What analysts are expecting
Analysts on average expect Micron to report revenue of $3.84 billion for the fourth quarter, although the range of estimates is wide, with a low estimate of $3.51 billion, and a high estimate of $4.82 billion. This is compared to $4.57 billion during the same period last year, with the average estimate representing a 16.1% year-over-year decline.

EPS estimates have been falling. Ninety days ago, the average analyst estimate was $0.56. This has fallen to $0.44, and again, the range is enormous, spanning $0.21 all the way to $0.94. EPS was $0.97 in the same period last year, and the average estimate is a decline of nearly 55%.

Predicting anything about Micron's results is challenging. PC sales slumped during the second quarter, and while there are signs that things are stabilizing, there's still a lot of uncertainty. Meanwhile, DRAM prices have been falling fast, and Gartner is predicting that DRAM oversupply will plague the industry through 2017. That's potentially bad news for Micron's bottom line.

Beyond analyst expectations, investors should pay attention to a few things when Micron reports earnings.
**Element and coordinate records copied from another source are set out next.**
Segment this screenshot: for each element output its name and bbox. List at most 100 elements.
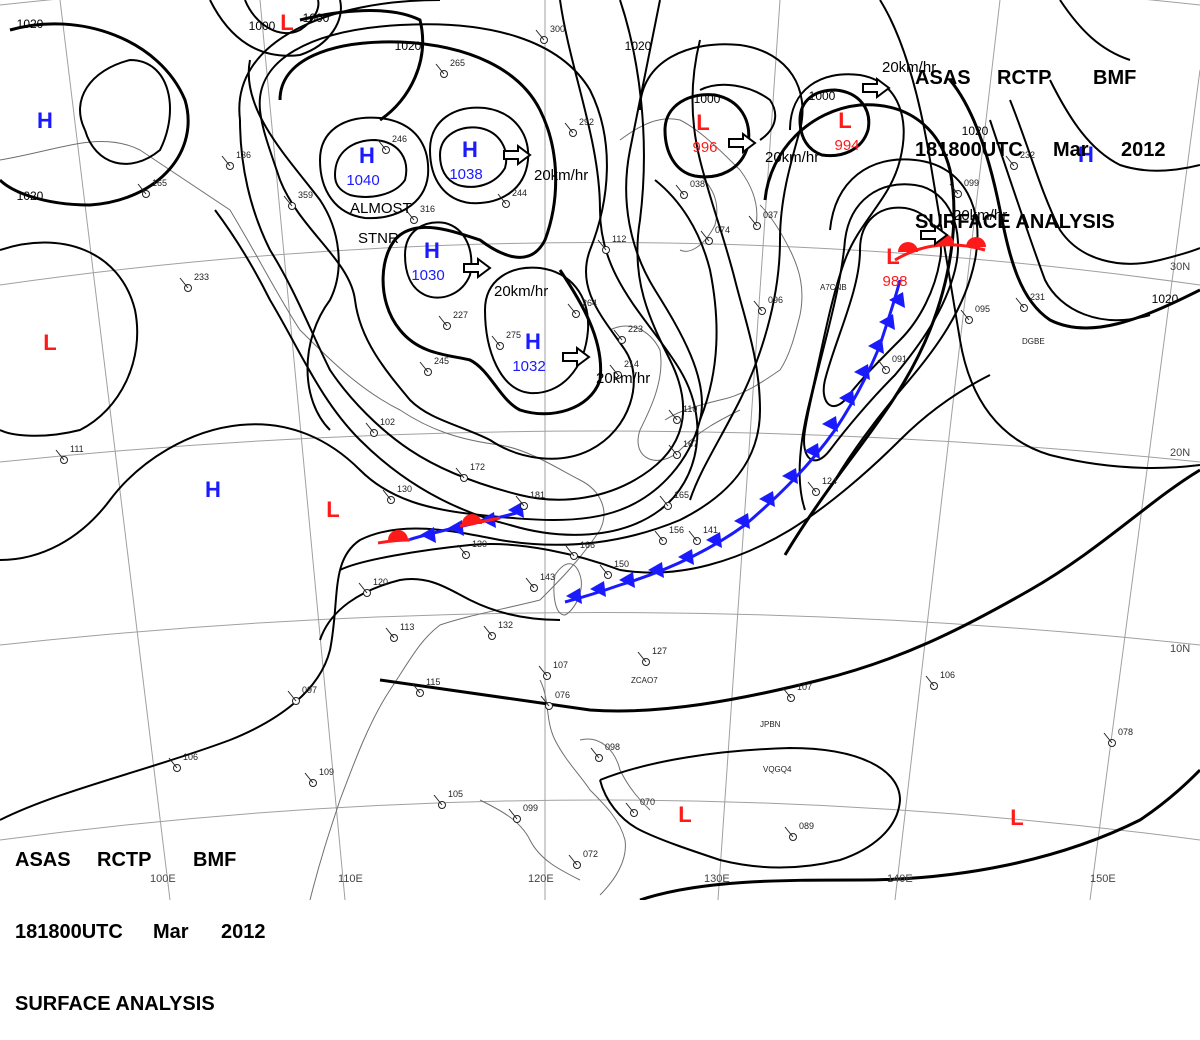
wind-barb-icon bbox=[668, 444, 678, 456]
wind-barb-icon bbox=[55, 449, 65, 461]
station-pressure: 232 bbox=[1020, 150, 1035, 160]
wind-barb-icon bbox=[675, 184, 685, 196]
isobar-label: 1000 bbox=[694, 92, 721, 106]
station-pressure: 275 bbox=[506, 330, 521, 340]
low-pressure-center: L bbox=[1010, 805, 1023, 830]
high-symbol: H bbox=[359, 143, 375, 168]
wind-barb-icon bbox=[137, 183, 147, 195]
cold-front-triangle-icon bbox=[448, 520, 464, 536]
station-pressure: 115 bbox=[426, 677, 440, 687]
title-month: Mar bbox=[1053, 139, 1089, 161]
title-agency: ASAS bbox=[15, 849, 71, 871]
cold-front-triangle-icon bbox=[648, 562, 664, 578]
cold-front-triangle-icon bbox=[822, 416, 838, 432]
cold-front-triangle-icon bbox=[759, 491, 775, 507]
ship-callsign: VQGQ4 bbox=[763, 765, 792, 774]
cold-front-triangle-icon bbox=[879, 314, 895, 330]
wind-barb-icon bbox=[1015, 297, 1025, 309]
station-pressure: 150 bbox=[614, 559, 629, 569]
cold-front-triangle-icon bbox=[706, 532, 722, 548]
station-pressure: 292 bbox=[579, 117, 594, 127]
wind-barb-icon bbox=[382, 489, 392, 501]
station-pressure: 165 bbox=[674, 490, 689, 500]
motion-vector: 20km/hr bbox=[862, 59, 936, 99]
wind-barb-icon bbox=[567, 303, 577, 315]
isobar-label: 1020 bbox=[395, 39, 422, 53]
station-pressure: 264 bbox=[582, 298, 597, 308]
motion-arrow-icon bbox=[562, 346, 591, 368]
wind-barb-icon bbox=[565, 545, 575, 557]
station-pressure: 172 bbox=[470, 462, 485, 472]
wind-barb-icon bbox=[654, 530, 664, 542]
wind-barb-icon bbox=[497, 193, 507, 205]
wind-barb-icon bbox=[597, 239, 607, 251]
station-pressure: 166 bbox=[580, 540, 595, 550]
motion-vectors: 20km/hr 20km/hr 20km/hr 20km/hr 20km/hr 20km/… bbox=[463, 59, 1007, 387]
motion-vector: 20km/hr bbox=[920, 207, 1007, 246]
station-pressure: 097 bbox=[302, 685, 317, 695]
station-pressure: 105 bbox=[448, 789, 463, 799]
warm-front bbox=[377, 243, 986, 545]
station-pressure: 165 bbox=[152, 178, 167, 188]
station-pressure: 107 bbox=[553, 660, 568, 670]
central-pressure-value: 1032 bbox=[512, 358, 545, 375]
wind-barb-icon bbox=[540, 695, 550, 707]
cold-front-triangle-icon bbox=[590, 581, 606, 597]
station-pressure: 038 bbox=[690, 179, 705, 189]
wind-barb-icon bbox=[807, 481, 817, 493]
wind-barb-icon bbox=[688, 530, 698, 542]
low-pressure-center: L bbox=[678, 802, 691, 827]
motion-speed-label: 20km/hr bbox=[882, 59, 936, 76]
title-code: BMF bbox=[193, 849, 237, 871]
cold-front-triangle-icon bbox=[839, 390, 855, 406]
high-pressure-center: H 1038 bbox=[449, 137, 482, 183]
wind-barb-icon bbox=[365, 422, 375, 434]
station-pressure: 102 bbox=[380, 417, 395, 427]
station-pressure: 143 bbox=[540, 572, 555, 582]
wind-barb-icon bbox=[877, 359, 887, 371]
grid-label: 110E bbox=[338, 873, 363, 885]
high-symbol: H bbox=[525, 329, 541, 354]
station-pressure: 359 bbox=[298, 190, 313, 200]
wind-barb-icon bbox=[491, 335, 501, 347]
motion-vector: 20km/hr bbox=[503, 144, 588, 184]
high-symbol: H bbox=[205, 477, 221, 502]
title-year: 2012 bbox=[221, 921, 266, 943]
graticule bbox=[0, 0, 1200, 900]
title-product: SURFACE ANALYSIS bbox=[915, 211, 1115, 233]
motion-speed-label: 20km/hr bbox=[765, 149, 819, 166]
wind-barb-icon bbox=[1005, 155, 1015, 167]
high-pressure-center: H 1032 bbox=[512, 329, 545, 375]
grid-label: 100E bbox=[150, 873, 176, 885]
title-month: Mar bbox=[153, 921, 189, 943]
station-pressure: 106 bbox=[183, 752, 198, 762]
station-values: 359 246 265 316 300 292 275 264 223 214 227 245 172 1… bbox=[70, 24, 1133, 859]
stationary-annotation: ALMOST bbox=[350, 200, 412, 217]
cold-front-triangle-icon bbox=[889, 292, 905, 308]
low-symbol: L bbox=[838, 108, 851, 133]
station-pressure: 110 bbox=[683, 404, 697, 414]
station-plots bbox=[55, 29, 1116, 869]
station-pressure: 076 bbox=[555, 690, 570, 700]
motion-arrow-icon bbox=[728, 132, 757, 154]
title-time: 181800UTC bbox=[915, 139, 1023, 161]
station-pressure: 231 bbox=[1030, 292, 1045, 302]
warm-front-semicircle-icon bbox=[898, 242, 918, 252]
wind-barb-icon bbox=[525, 577, 535, 589]
title-year: 2012 bbox=[1121, 139, 1166, 161]
cold-front-triangle-icon bbox=[854, 364, 870, 380]
cold-front-triangles bbox=[420, 292, 905, 604]
high-symbol: H bbox=[37, 108, 53, 133]
wind-barb-icon bbox=[457, 544, 467, 556]
low-pressure-center: L 988 bbox=[882, 244, 907, 290]
grid-label: 140E bbox=[887, 873, 913, 885]
wind-barb-icon bbox=[535, 29, 545, 41]
grid-label: 150E bbox=[1090, 873, 1116, 885]
title-code: BMF bbox=[1093, 67, 1137, 89]
title-station: RCTP bbox=[97, 849, 152, 871]
wind-barb-icon bbox=[287, 690, 297, 702]
station-pressure: 227 bbox=[453, 310, 468, 320]
wind-barb-icon bbox=[515, 495, 525, 507]
isobar-label: 1020 bbox=[17, 189, 44, 203]
wind-barb-icon bbox=[304, 772, 314, 784]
How are margins holding up?
During the third quarter, Micron's profits fell off a cliff. Net income of $491 million was down 39% year over year, with gross margin falling from 34.4% to 31.2%. In Micron's Compute Networking Business Unit, which includes DRAM that goes into PCs and servers, revenue declined by 17% sequentially, with operating income contracting by 46%.
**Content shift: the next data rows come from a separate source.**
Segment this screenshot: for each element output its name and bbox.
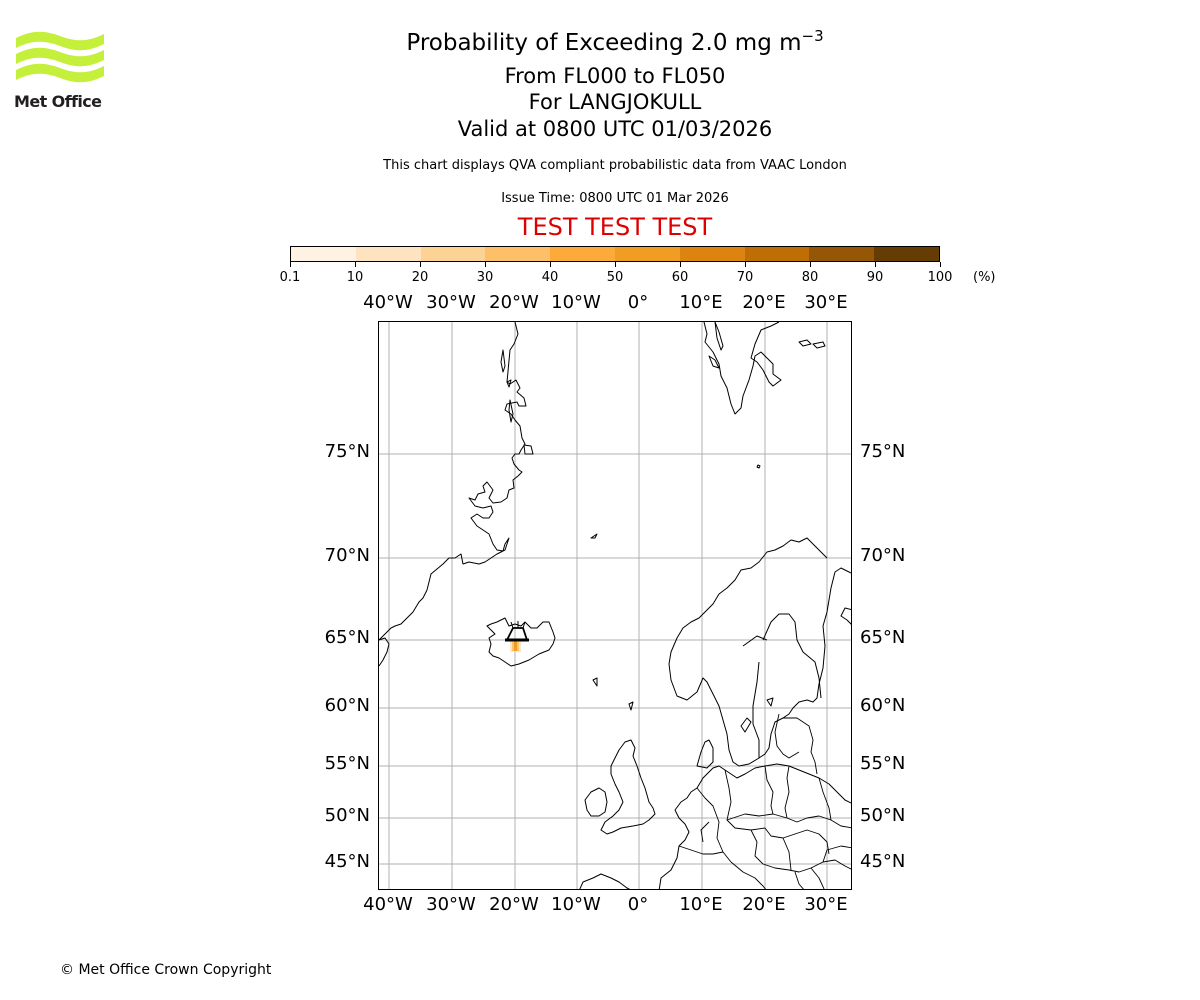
colorbar-tick-label: 70 bbox=[736, 270, 754, 285]
colorbar-segment bbox=[420, 247, 486, 261]
colorbar-tick-label: 20 bbox=[411, 270, 429, 285]
colorbar-segment bbox=[291, 247, 356, 261]
longitude-label: 10°E bbox=[679, 894, 723, 915]
latitude-label: 70°N bbox=[324, 545, 370, 566]
issue-time: Issue Time: 0800 UTC 01 Mar 2026 bbox=[501, 191, 729, 206]
colorbar-tick bbox=[484, 262, 486, 267]
title-text: Probability of Exceeding 2.0 mg m bbox=[406, 30, 802, 56]
volcano-icon[interactable] bbox=[505, 621, 529, 642]
ireland-coast bbox=[584, 787, 608, 817]
colorbar-segment bbox=[679, 247, 745, 261]
graticule bbox=[379, 322, 851, 889]
colorbar-tick-label: 0.1 bbox=[279, 270, 301, 285]
iceland-coast bbox=[486, 617, 556, 667]
longitude-label: 0° bbox=[627, 894, 649, 915]
colorbar-tick-label: 60 bbox=[671, 270, 689, 285]
colorbar-tick-label: 100 bbox=[927, 270, 953, 285]
longitude-label: 30°E bbox=[804, 894, 848, 915]
latitude-label: 60°N bbox=[324, 695, 370, 716]
map-panel[interactable] bbox=[378, 321, 852, 890]
svalbard-coast bbox=[703, 322, 782, 415]
colorbar-tick bbox=[289, 262, 291, 267]
chart-description: This chart displays QVA compliant probab… bbox=[383, 158, 847, 173]
longitude-label: 10°W bbox=[551, 292, 601, 313]
colorbar-tick bbox=[354, 262, 356, 267]
colorbar-tick bbox=[419, 262, 421, 267]
flight-levels: From FL000 to FL050 bbox=[504, 64, 726, 88]
great-britain-coast bbox=[600, 739, 656, 835]
colorbar-tick-label: 90 bbox=[866, 270, 884, 285]
chart-title: Probability of Exceeding 2.0 mg m−3 bbox=[0, 27, 1200, 56]
colorbar-segment bbox=[550, 247, 615, 261]
colorbar-segment bbox=[874, 247, 939, 261]
colorbar-tick bbox=[549, 262, 551, 267]
latitude-label: 75°N bbox=[324, 441, 370, 462]
ash-probability-plume[interactable] bbox=[510, 640, 521, 652]
test-banner: TEST TEST TEST bbox=[517, 213, 713, 241]
longitude-label: 10°W bbox=[551, 894, 601, 915]
colorbar-tick bbox=[939, 262, 941, 267]
latitude-label: 55°N bbox=[860, 753, 906, 774]
colorbar-segment bbox=[485, 247, 551, 261]
latitude-label: 75°N bbox=[860, 441, 906, 462]
title-superscript: −3 bbox=[801, 27, 824, 45]
longitude-label: 40°W bbox=[363, 894, 413, 915]
copyright-notice: © Met Office Crown Copyright bbox=[60, 962, 272, 978]
longitude-label: 20°W bbox=[489, 894, 539, 915]
latitude-label: 65°N bbox=[860, 627, 906, 648]
colorbar-tick-label: 40 bbox=[541, 270, 559, 285]
longitude-label: 40°W bbox=[363, 292, 413, 313]
colorbar-segment bbox=[744, 247, 810, 261]
continental-europe bbox=[579, 873, 631, 889]
colorbar-segment bbox=[355, 247, 421, 261]
scandinavia-coast bbox=[668, 537, 851, 767]
volcano-location: For LANGJOKULL bbox=[528, 90, 702, 114]
longitude-label: 30°E bbox=[804, 292, 848, 313]
colorbar-tick bbox=[679, 262, 681, 267]
longitude-label: 30°W bbox=[426, 894, 476, 915]
logo-text: Met Office bbox=[14, 92, 102, 111]
colorbar-unit: (%) bbox=[973, 270, 996, 285]
longitude-label: 30°W bbox=[426, 292, 476, 313]
colorbar-tick bbox=[874, 262, 876, 267]
probability-colorbar bbox=[290, 246, 940, 262]
met-office-wave-logo-icon bbox=[16, 31, 104, 83]
coastlines bbox=[379, 322, 851, 889]
latitude-label: 45°N bbox=[860, 851, 906, 872]
longitude-label: 20°E bbox=[742, 292, 786, 313]
latitude-label: 65°N bbox=[324, 627, 370, 648]
latitude-label: 50°N bbox=[324, 805, 370, 826]
longitude-label: 20°E bbox=[742, 894, 786, 915]
longitude-label: 0° bbox=[627, 292, 649, 313]
longitude-label: 20°W bbox=[489, 292, 539, 313]
colorbar-tick bbox=[809, 262, 811, 267]
colorbar-tick bbox=[614, 262, 616, 267]
colorbar-tick-label: 50 bbox=[606, 270, 624, 285]
colorbar-tick-label: 30 bbox=[476, 270, 494, 285]
colorbar-tick bbox=[744, 262, 746, 267]
colorbar-tick-label: 80 bbox=[801, 270, 819, 285]
met-office-logo: Met Office bbox=[14, 30, 108, 112]
latitude-label: 45°N bbox=[324, 851, 370, 872]
colorbar-segment bbox=[614, 247, 680, 261]
latitude-label: 60°N bbox=[860, 695, 906, 716]
valid-time: Valid at 0800 UTC 01/03/2026 bbox=[457, 117, 773, 141]
colorbar-segment bbox=[809, 247, 875, 261]
colorbar-tick-label: 10 bbox=[346, 270, 364, 285]
latitude-label: 55°N bbox=[324, 753, 370, 774]
greenland-coast bbox=[379, 322, 527, 641]
map-svg bbox=[379, 322, 851, 889]
latitude-label: 50°N bbox=[860, 805, 906, 826]
latitude-label: 70°N bbox=[860, 545, 906, 566]
longitude-label: 10°E bbox=[679, 292, 723, 313]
The only segment that grew was the Mobile Business Unit, which includes DRAM aimed at mobile devices. This was the most-profitable segment for Micron, both in absolute terms and as a percentage of revenue, but it wasn't able to counteract weakness in the PC market.
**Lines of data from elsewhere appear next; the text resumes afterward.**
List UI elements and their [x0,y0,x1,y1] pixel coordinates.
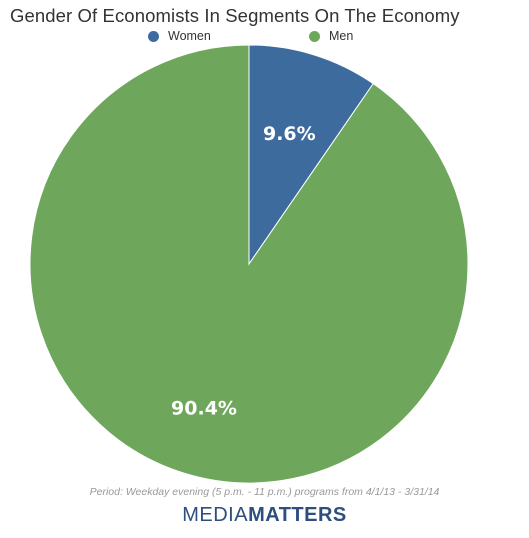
pie-slice-men[interactable] [29,44,469,484]
chart-title: Gender Of Economists In Segments On The … [10,5,460,26]
legend-label-men: Men [329,29,354,43]
legend: Women Men [0,29,529,47]
legend-item-women[interactable]: Women [148,29,211,43]
pie-slice-women[interactable] [248,44,374,266]
legend-swatch-men [309,30,320,42]
legend-label-women: Women [168,29,211,43]
legend-swatch-women [148,30,159,42]
period-footnote: Period: Weekday evening (5 p.m. - 11 p.m… [89,486,440,498]
media-matters-logo: MEDIAMATTERS [0,504,529,527]
logo-matters: MATTERS [248,504,347,526]
logo-media: MEDIA [182,504,249,526]
slice-label-women: 9.6% [263,123,316,145]
slice-label-men: 90.4% [171,398,237,420]
legend-item-men[interactable]: Men [309,29,353,43]
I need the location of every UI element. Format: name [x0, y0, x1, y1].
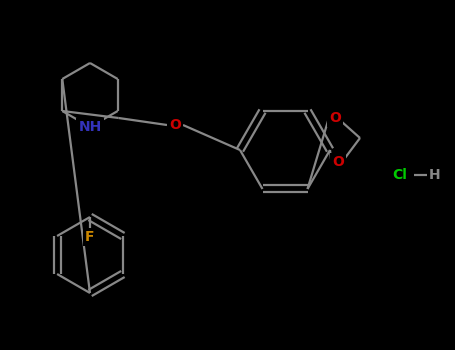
Text: NH: NH	[78, 120, 101, 134]
Text: O: O	[332, 155, 344, 169]
Text: H: H	[429, 168, 441, 182]
Text: O: O	[329, 111, 341, 125]
Text: Cl: Cl	[393, 168, 407, 182]
Text: F: F	[85, 230, 95, 244]
Text: O: O	[169, 118, 181, 132]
Investors will want to look at two things here: how the PC segment margins evolve during the fourth quarter, and whether the mobile segment continues to do well. If the PC business appears to stabilize, it could signal that the worst-case scenario for Micron -- DRAM oversupply lasting years -- may be less likely to occur.

The mobile segment is kind of a wild card. Smartphone growth is slowing dramatically, driven, in part, by the maturation of the Chinese smartphone market. IDC expects Chinese smartphone shipments to grow by just 1.2% during 2015, and while other emerging markets like India are still growing fast, the days of huge global smartphone shipment growth appear to be over.

IDC expects global smartphone shipments to grow at a compound annual rate of just 7.9% during the next five years. A drop in Micron's mobile margins during the fourth quarter could signal that oversupply is creeping into the mobile segment.

Micron's results during the next few years will depend heavily on how supply and demand in both the DRAM and NAND markets play out. The worst-case scenario is very bad for Micron, and it could lead to a repeat of 2012, when the company posted a massive loss. But better-than-expected numbers from Micron for the fourth quarter could signal that this worst-case scenario is overly pessimistic.